As we have learned, if someone steals an ox (shor) or a sheep (seh) and killed them or sold them he will pay back five times the value of an ox and four times the value of a sheep (see Shemot 21:37) as a kenas – a penalty.
What exactly is a seh?
According to Rava, the term seh refers specifically to a simple normal animal, but not one who was kilayim – a cross breed between a sheep and a goat. Rashi (in Massekhet Ḥullin 78b) says that the source for Rava’s ruling is a passage in Sefer (14:4), which teaches that kosher animals include a seh from the family of sheep and a seh from the family of goats.

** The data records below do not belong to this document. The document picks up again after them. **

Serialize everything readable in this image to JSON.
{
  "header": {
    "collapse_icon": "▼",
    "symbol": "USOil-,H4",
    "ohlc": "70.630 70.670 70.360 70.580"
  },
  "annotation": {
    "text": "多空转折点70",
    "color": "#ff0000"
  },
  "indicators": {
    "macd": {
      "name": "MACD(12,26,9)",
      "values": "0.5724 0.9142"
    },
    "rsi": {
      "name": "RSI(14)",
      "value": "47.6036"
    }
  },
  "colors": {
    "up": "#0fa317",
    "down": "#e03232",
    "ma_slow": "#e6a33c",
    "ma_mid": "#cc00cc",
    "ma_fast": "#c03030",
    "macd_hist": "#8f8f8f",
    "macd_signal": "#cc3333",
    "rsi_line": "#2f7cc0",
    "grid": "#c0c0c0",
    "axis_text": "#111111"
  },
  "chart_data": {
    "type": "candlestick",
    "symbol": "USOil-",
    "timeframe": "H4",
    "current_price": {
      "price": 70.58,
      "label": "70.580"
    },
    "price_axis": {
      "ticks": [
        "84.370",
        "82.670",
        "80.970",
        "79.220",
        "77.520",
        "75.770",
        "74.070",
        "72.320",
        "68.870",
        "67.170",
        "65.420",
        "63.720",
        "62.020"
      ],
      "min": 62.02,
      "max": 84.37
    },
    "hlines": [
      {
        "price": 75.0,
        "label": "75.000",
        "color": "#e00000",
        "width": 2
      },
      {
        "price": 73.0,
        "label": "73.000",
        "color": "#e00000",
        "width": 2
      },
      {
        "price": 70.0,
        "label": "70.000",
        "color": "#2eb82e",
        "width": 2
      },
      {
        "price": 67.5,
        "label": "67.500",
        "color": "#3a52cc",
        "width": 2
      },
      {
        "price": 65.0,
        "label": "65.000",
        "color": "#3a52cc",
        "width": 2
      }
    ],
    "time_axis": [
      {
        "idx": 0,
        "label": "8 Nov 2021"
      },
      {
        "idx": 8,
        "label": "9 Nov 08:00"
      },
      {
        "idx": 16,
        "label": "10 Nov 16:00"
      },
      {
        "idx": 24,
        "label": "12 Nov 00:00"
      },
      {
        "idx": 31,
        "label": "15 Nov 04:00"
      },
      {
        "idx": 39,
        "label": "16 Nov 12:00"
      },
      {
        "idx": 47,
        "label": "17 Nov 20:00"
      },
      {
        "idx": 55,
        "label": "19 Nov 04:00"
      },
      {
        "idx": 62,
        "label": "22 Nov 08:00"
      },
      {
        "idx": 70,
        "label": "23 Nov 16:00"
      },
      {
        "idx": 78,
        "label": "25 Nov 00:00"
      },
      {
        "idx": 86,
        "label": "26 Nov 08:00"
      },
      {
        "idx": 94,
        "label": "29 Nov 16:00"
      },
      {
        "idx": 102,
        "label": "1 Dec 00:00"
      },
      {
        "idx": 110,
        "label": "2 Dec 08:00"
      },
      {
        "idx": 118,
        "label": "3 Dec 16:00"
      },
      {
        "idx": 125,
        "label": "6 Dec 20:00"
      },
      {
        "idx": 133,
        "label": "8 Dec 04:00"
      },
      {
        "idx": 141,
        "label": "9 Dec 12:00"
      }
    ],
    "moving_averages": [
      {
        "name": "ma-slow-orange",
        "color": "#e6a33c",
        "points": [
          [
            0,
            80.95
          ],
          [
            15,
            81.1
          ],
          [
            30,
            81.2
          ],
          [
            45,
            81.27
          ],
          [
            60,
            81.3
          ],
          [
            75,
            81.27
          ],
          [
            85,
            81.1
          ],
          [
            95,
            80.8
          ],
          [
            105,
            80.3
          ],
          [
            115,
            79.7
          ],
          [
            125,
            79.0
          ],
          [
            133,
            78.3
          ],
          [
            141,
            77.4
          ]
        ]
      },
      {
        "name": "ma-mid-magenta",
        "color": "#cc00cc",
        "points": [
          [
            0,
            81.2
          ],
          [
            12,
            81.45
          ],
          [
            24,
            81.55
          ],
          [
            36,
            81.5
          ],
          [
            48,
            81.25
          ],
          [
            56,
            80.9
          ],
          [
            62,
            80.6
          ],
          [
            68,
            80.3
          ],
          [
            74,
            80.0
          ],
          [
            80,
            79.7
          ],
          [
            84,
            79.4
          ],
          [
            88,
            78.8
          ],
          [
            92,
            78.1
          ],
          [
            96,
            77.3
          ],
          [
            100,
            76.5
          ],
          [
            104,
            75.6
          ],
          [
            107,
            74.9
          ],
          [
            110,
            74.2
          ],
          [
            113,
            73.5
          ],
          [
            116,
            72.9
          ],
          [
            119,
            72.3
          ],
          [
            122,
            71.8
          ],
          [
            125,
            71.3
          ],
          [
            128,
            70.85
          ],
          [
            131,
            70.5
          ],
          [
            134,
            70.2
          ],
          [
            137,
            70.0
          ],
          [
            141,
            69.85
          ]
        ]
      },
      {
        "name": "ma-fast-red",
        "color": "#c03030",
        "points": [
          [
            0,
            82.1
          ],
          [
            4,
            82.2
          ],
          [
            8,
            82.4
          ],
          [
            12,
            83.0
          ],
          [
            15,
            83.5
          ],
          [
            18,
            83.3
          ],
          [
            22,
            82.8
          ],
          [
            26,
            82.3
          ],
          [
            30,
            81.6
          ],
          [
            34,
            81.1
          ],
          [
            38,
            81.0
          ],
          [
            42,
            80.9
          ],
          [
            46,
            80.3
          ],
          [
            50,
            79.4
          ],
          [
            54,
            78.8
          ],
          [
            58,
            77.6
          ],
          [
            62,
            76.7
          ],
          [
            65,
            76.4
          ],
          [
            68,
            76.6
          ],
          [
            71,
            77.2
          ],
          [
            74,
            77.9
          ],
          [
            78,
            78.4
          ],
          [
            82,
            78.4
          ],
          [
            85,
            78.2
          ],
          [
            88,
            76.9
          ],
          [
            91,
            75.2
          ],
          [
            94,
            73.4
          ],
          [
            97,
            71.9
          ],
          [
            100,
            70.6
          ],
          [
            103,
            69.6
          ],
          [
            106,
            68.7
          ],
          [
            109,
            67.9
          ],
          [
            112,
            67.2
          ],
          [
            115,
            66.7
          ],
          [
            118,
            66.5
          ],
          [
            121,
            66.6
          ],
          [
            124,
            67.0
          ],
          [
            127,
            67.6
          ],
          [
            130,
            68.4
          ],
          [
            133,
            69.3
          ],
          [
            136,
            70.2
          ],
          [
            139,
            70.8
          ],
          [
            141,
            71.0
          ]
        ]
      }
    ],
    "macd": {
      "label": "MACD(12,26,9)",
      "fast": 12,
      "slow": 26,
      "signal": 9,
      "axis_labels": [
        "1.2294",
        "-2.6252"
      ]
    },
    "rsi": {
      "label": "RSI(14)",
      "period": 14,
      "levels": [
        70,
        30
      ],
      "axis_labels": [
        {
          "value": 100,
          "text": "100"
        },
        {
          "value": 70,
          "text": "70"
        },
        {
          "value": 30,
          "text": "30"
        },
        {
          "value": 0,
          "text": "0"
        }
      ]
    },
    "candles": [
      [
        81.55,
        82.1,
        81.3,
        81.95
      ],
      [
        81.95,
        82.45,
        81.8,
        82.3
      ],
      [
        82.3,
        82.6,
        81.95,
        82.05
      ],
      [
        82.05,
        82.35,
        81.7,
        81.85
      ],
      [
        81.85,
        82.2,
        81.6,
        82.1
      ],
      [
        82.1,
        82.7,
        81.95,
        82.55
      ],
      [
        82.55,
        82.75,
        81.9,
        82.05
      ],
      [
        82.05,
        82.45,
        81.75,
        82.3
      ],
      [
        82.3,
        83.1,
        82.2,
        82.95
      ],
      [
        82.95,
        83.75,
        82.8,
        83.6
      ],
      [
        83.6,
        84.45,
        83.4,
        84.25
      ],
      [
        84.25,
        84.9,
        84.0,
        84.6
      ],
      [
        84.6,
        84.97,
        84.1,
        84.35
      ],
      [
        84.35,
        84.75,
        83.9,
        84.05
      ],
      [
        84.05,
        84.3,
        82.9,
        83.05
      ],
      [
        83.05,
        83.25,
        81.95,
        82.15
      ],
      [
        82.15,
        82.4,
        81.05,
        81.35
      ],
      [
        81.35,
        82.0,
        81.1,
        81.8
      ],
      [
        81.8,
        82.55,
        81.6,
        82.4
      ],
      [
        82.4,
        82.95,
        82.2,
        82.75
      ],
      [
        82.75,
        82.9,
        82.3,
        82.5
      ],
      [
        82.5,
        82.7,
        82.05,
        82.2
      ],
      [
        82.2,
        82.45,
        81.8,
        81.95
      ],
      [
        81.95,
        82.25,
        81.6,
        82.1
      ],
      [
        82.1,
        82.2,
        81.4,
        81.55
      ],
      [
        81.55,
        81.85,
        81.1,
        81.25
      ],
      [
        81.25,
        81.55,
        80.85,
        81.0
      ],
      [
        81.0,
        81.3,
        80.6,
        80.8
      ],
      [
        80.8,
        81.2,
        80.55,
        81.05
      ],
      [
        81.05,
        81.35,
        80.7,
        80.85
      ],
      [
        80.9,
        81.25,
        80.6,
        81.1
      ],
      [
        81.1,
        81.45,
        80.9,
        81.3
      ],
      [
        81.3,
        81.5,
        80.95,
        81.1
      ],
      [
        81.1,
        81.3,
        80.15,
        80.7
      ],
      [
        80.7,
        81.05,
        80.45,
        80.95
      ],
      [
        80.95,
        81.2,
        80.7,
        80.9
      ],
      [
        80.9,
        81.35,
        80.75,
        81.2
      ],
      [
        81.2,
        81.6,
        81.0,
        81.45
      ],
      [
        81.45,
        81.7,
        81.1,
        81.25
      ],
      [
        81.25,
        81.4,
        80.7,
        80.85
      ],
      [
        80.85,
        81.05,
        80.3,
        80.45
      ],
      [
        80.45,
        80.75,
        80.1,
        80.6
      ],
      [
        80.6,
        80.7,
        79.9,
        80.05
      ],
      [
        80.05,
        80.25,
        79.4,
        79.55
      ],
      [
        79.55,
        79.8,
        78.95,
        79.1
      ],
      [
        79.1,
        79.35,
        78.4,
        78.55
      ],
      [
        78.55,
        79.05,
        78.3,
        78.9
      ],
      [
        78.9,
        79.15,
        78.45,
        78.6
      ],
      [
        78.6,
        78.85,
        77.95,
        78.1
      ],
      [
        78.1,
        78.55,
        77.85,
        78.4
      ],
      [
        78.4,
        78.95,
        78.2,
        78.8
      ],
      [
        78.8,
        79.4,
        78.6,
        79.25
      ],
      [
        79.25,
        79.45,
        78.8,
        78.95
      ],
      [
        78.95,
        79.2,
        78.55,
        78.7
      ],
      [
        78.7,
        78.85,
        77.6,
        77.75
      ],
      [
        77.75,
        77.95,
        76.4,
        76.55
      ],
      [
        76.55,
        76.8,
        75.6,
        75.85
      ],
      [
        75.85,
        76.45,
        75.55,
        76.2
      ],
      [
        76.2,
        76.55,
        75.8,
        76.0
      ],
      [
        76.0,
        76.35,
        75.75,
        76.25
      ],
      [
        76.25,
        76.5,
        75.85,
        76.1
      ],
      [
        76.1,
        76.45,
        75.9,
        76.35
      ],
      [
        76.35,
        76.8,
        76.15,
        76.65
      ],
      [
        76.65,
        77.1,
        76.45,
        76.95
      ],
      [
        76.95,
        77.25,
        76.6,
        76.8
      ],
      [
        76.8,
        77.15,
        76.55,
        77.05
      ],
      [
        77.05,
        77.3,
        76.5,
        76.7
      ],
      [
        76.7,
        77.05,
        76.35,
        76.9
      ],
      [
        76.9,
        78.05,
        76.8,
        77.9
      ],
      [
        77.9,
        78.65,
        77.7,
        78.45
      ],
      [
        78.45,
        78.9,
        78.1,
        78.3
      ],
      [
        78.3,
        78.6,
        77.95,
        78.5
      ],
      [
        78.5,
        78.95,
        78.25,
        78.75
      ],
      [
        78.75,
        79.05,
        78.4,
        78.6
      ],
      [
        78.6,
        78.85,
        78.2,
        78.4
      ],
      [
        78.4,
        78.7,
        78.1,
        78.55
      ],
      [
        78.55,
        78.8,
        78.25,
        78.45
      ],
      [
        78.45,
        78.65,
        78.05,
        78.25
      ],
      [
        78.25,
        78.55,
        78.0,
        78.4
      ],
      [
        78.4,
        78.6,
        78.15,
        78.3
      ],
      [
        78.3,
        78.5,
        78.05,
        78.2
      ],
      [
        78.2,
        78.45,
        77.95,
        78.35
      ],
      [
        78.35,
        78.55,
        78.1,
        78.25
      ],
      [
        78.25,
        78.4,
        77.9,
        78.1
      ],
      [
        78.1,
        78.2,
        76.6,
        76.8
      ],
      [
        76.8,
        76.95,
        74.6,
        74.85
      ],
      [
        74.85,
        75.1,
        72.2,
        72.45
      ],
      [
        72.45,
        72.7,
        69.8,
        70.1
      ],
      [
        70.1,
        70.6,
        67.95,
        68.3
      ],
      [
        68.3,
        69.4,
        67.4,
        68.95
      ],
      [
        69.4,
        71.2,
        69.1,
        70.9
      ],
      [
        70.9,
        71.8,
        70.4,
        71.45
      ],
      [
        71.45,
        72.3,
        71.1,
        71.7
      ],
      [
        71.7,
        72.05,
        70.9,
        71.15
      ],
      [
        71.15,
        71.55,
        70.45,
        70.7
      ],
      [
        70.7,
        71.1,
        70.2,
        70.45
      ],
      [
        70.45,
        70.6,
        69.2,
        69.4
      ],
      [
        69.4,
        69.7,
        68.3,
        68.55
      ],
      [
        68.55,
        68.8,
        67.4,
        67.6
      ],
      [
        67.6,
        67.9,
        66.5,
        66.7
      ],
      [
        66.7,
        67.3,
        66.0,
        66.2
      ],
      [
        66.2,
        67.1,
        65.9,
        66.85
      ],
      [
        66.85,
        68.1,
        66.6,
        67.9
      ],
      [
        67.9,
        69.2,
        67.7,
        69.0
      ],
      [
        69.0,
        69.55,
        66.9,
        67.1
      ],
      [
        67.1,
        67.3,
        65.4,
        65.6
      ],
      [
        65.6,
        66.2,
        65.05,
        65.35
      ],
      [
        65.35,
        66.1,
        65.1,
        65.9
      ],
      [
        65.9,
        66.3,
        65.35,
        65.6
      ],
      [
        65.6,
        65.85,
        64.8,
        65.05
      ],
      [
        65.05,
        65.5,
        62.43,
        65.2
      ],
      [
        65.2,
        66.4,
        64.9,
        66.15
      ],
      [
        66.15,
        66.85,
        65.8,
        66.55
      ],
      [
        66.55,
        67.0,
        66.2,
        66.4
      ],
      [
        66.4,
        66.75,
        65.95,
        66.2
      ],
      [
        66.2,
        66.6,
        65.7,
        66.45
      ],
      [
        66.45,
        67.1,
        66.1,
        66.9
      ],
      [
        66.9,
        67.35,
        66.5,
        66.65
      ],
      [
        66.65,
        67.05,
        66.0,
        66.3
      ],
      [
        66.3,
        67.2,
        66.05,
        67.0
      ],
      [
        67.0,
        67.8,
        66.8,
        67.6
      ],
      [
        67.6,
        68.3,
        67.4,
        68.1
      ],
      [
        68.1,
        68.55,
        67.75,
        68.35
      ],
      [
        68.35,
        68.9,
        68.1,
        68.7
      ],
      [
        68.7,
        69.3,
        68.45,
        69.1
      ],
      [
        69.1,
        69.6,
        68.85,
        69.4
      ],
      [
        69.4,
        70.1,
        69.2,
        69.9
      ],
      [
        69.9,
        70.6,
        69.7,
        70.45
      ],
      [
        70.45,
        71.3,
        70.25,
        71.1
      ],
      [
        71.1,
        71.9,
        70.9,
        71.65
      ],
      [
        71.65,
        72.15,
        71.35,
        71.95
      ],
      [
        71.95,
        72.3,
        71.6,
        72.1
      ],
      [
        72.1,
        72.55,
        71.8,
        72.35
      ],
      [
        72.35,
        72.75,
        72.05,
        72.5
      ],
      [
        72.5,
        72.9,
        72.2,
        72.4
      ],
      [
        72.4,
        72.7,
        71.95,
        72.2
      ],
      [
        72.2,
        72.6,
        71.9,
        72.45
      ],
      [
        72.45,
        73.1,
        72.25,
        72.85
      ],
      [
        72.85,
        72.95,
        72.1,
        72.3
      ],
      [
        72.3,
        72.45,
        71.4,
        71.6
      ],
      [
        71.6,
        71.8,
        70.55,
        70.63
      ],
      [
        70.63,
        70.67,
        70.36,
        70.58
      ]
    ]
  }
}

Rava’s ruling notwithstanding, a baraita that appears in our Gemara teaches that the law requiring the thief pay a kenas of four time the value of a seh applies even if the animal is kilayim – a cross between a sheep and a goat. The Gemara explains that the passage that teaches the laws of kenas says, “shor o seh – if either an ox or a sheep” was stolen. Since it is impossible for an ox and a sheep to cross-breed, the Torah’s emphasis on the “either/or” aspect is understood to include any type of seh – even one that is kilayim. Admittedly, when the Torah uses the either/or terminology it is sometimes understood as excluding kilayim, but that is only if the two animals under discussion are animals that theoretically could produce offspring together (e.g. Vayikra 22:27).
Despite certain similarities that we find among domesticated animals, sheep and goats belong to the family of Caprinae, while larger animals like oxen, bulls and cows belong to the Bovinae family. This genetic difference, as well as the sheer disparity in size, will not allow them to produce offspring together.